X_blob_train_temp, X_blob_test, y_blob_train_temp, y_blob_test = train_test_split(X_blob, y_blob, test_size=0.2,
                                                                                  random_state=42)
X_blob_train, X_blob_val, y_blob_train, y_blob_val = train_test_split(X_blob_train_temp, y_blob_train_temp,test_size=0.25, random_state=42)

print(f"Blob Dataset:")
print(f"Train set: {X_blob_train.shape}, Validation set: {X_blob_val.shape}, Test set: {X_blob_test.shape}")

Blob Dataset:
Train set: (660, 2), Validation set: (220, 2), Test set: (220, 2)
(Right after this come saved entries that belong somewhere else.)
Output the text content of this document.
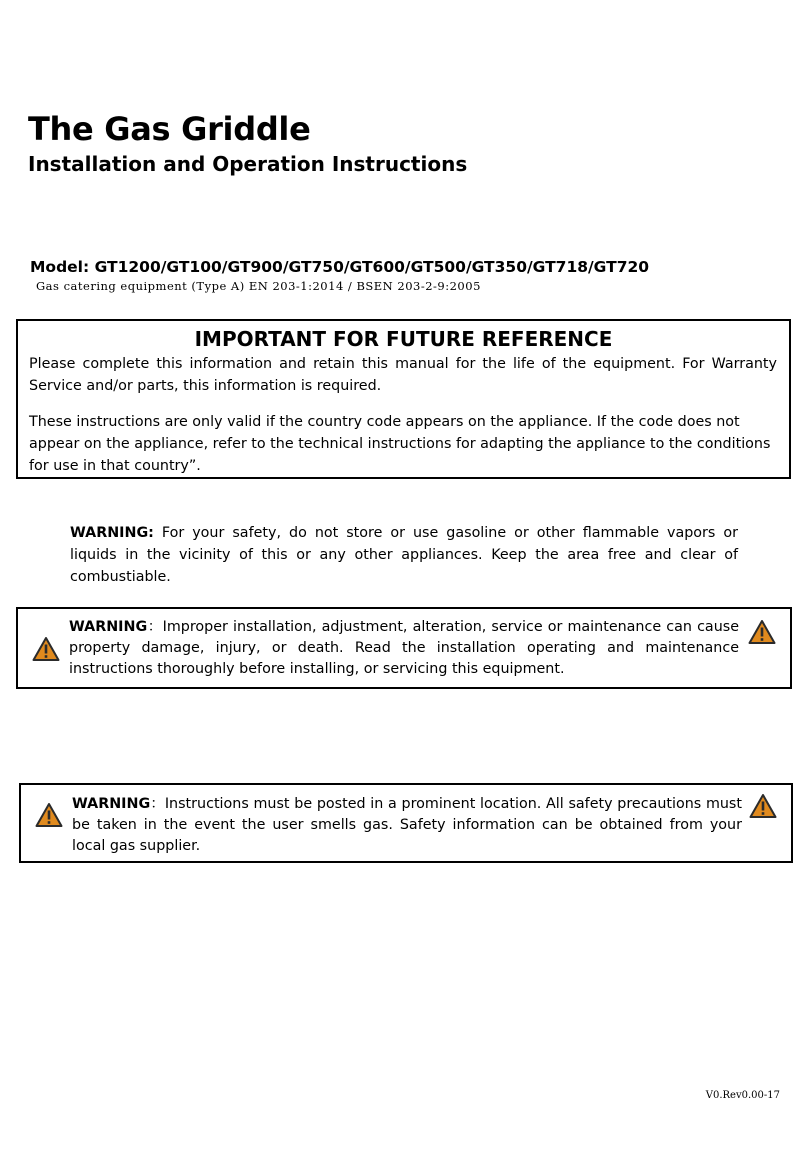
The Gas Griddle
Installation and Operation Instructions
Model: GT1200/GT100/GT900/GT750/GT600/GT500/GT350/GT718/GT720
Gas catering equipment (Type A) EN 203-1:2014 / BSEN 203-2-9:2005
IMPORTANT FOR FUTURE REFERENCE

Please complete this information and retain this manual for the life of the equipment. For Warranty Service and/or parts, this information is required.

These instructions are only valid if the country code appears on the appliance. If the code does not appear on the appliance, refer to the technical instructions for adapting the appliance to the conditions for use in that country”.

WARNING: For your safety, do not store or use gasoline or other flammable vapors or liquids in the vicinity of this or any other appliances. Keep the area free and clear of combustiable.

WARNING：Improper installation, adjustment, alteration, service or maintenance can cause property damage, injury, or death. Read the installation operating and maintenance instructions thoroughly before installing, or servicing this equipment.

WARNING：Instructions must be posted in a prominent location. All safety precautions must be taken in the event the user smells gas. Safety information can be obtained from your local gas supplier.

V0.Rev0.00-17
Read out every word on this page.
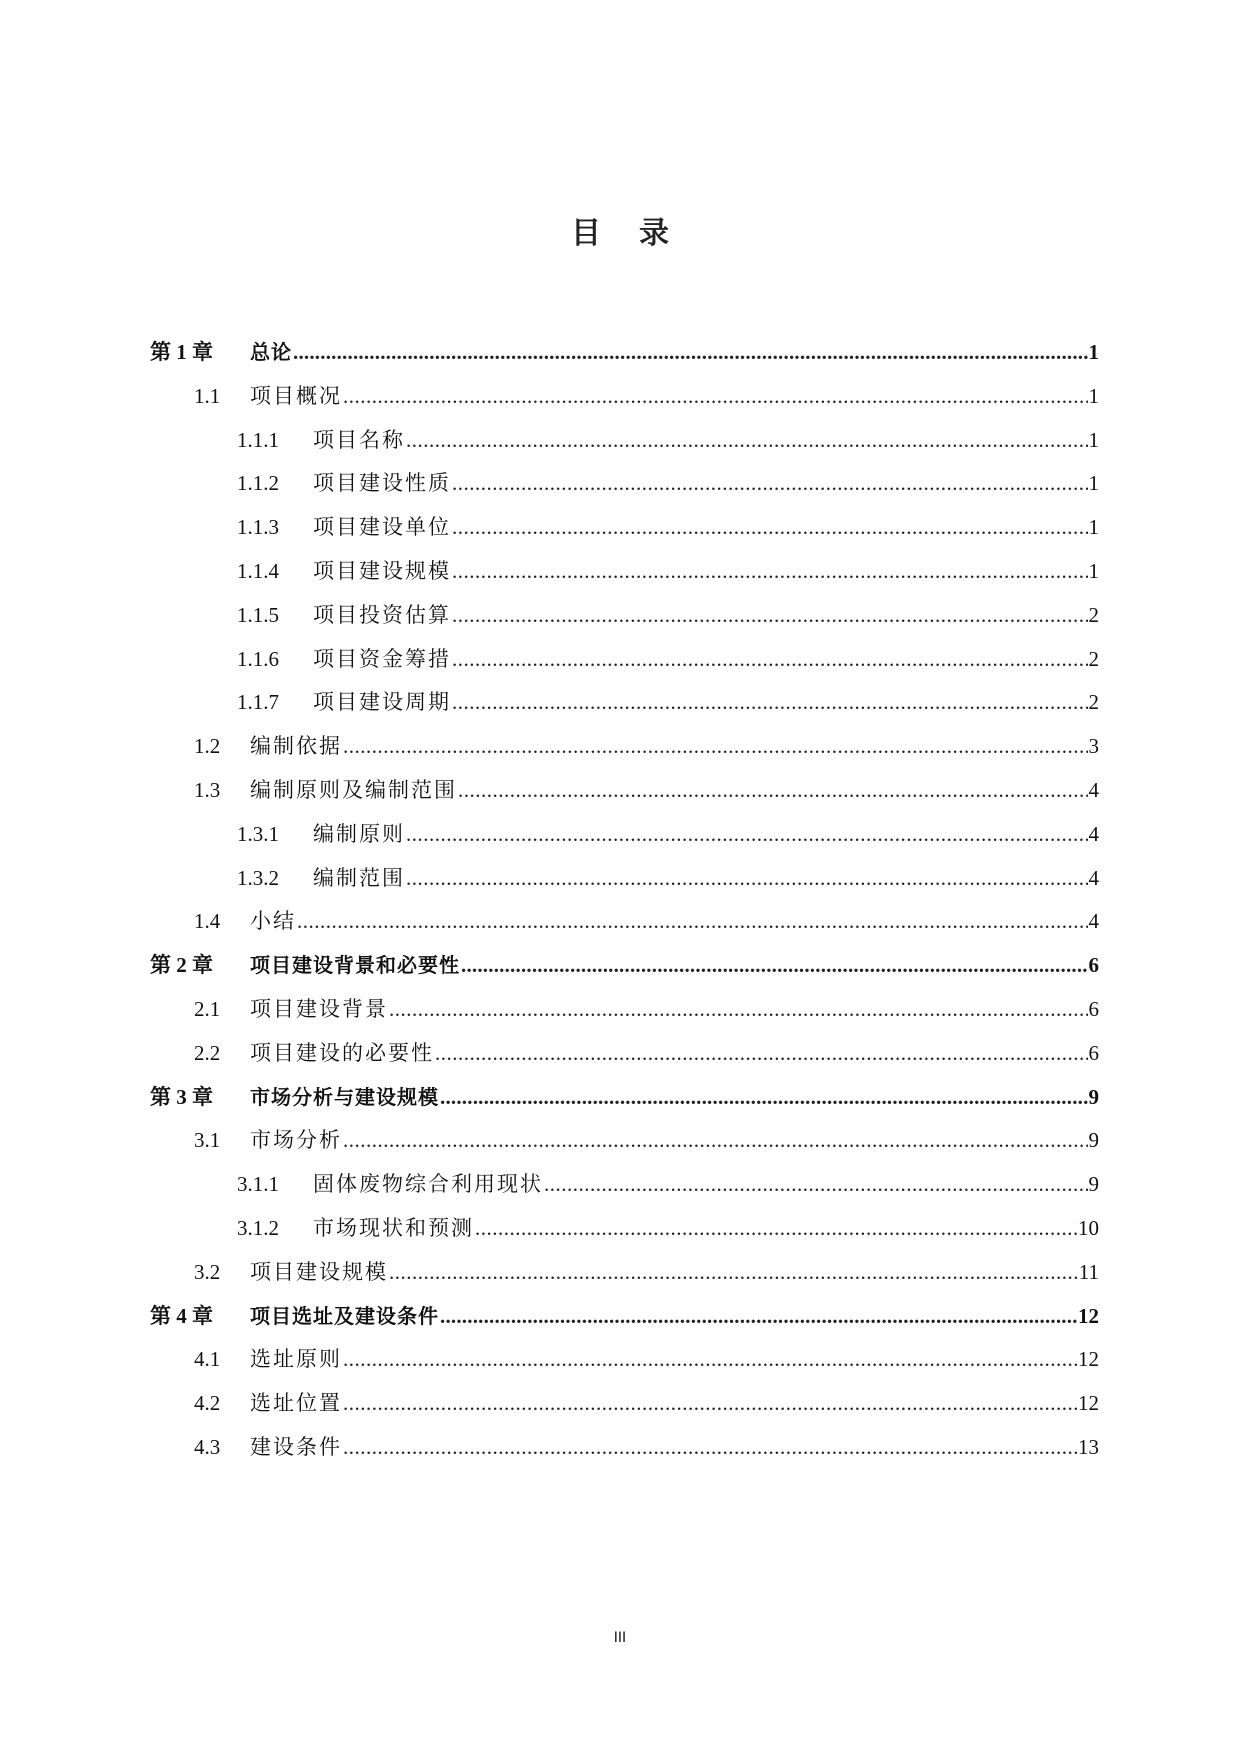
目录
第 1 章	总论 .....	1
1.1	项目概况 .....	1
1.1.1	项目名称 .....	1
1.1.2	项目建设性质 .....	1
1.1.3	项目建设单位 .....	1
1.1.4	项目建设规模 .....	1
1.1.5	项目投资估算 .....	2
1.1.6	项目资金筹措 .....	2
1.1.7	项目建设周期 .....	2
1.2	编制依据 .....	3
1.3	编制原则及编制范围 .....	4
1.3.1	编制原则 .....	4
1.3.2	编制范围 .....	4
1.4	小结 .....	4
第 2 章	项目建设背景和必要性 .....	6
2.1	项目建设背景 .....	6
2.2	项目建设的必要性 .....	6
第 3 章	市场分析与建设规模 .....	9
3.1	市场分析 .....	9
3.1.1	固体废物综合利用现状 .....	9
3.1.2	市场现状和预测 .....	10
3.2	项目建设规模 .....	11
第 4 章	项目选址及建设条件 .....	12
4.1	选址原则 .....	12
4.2	选址位置 .....	12
4.3	建设条件 .....	13
III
### Split circles dataset into training and temporary (remaining) data

In [27]:
X_circles_train_temp, X_circles_test, y_circles_train_temp, y_circles_test = train_test_split(X_circles, y_circles,test_size=0.2,random_state=42)
X_circles_train, X_circles_val, y_circles_train, y_circles_val = train_test_split(X_circles_train_temp, y_circles_train_temp, test_size=0.25,random_state=42)

print(f"\nCircles Dataset:")
print(f"Train set: {X_circles_train.shape}, Validation set: {X_circles_val.shape}, Test set: {X_circles_test.shape}")


Circles Dataset:
Train set: (300, 2), Validation set: (100, 2), Test set: (100, 2)


### Train basic model SVM on blob dataset

In [28]:
svm_model_blob = SVC(kernel='linear', C=1.0)
svm_model_blob = svm_model_blob.fit(X_blob_train, y_blob_train)

### Evaluate model performance on Blob Test set

In [29]:
svm_blob_accuracy = accuracy_score(y_blob_test, svm_model_blob.predict(X_blob_test))
print(f"SVM Blob Accuracy on Blob Dataset: {svm_blob_accuracy:.4f}")

SVM Blob Accuracy on Blob Dataset: 0.9545


### Train basic model SVM on circle dataset

In [30]:
svm_model_circle = SVC(kernel='linear', C=1.0)
svm_model_circle = svm_model_circle.fit(X_circles_train, y_circles_train)

### Evaluate model performance on Circle Test set

In [31]:
svm_circle_accuracy = accuracy_score(y_circles_test, svm_model_circle.predict(X_circles_test))
print(f"SVM Cicles Dataset Accuracy: {svm_circle_accuracy}")

SVM Cicles Dataset Accuracy: 0.49


### In Conclusion, The SVM performs exceptionally well with the accuracy score of 0.9545 on the Blob dataset. A score close to 1.0 suggests that the SVM can effectively separate the classes in the Blob dataset with high accuracy. In contrast to that, The SVM performs poorly (accuracy of 0.44), suggesting that the data points in the Circles dataset are not effectively separated by the linear SVM kernel.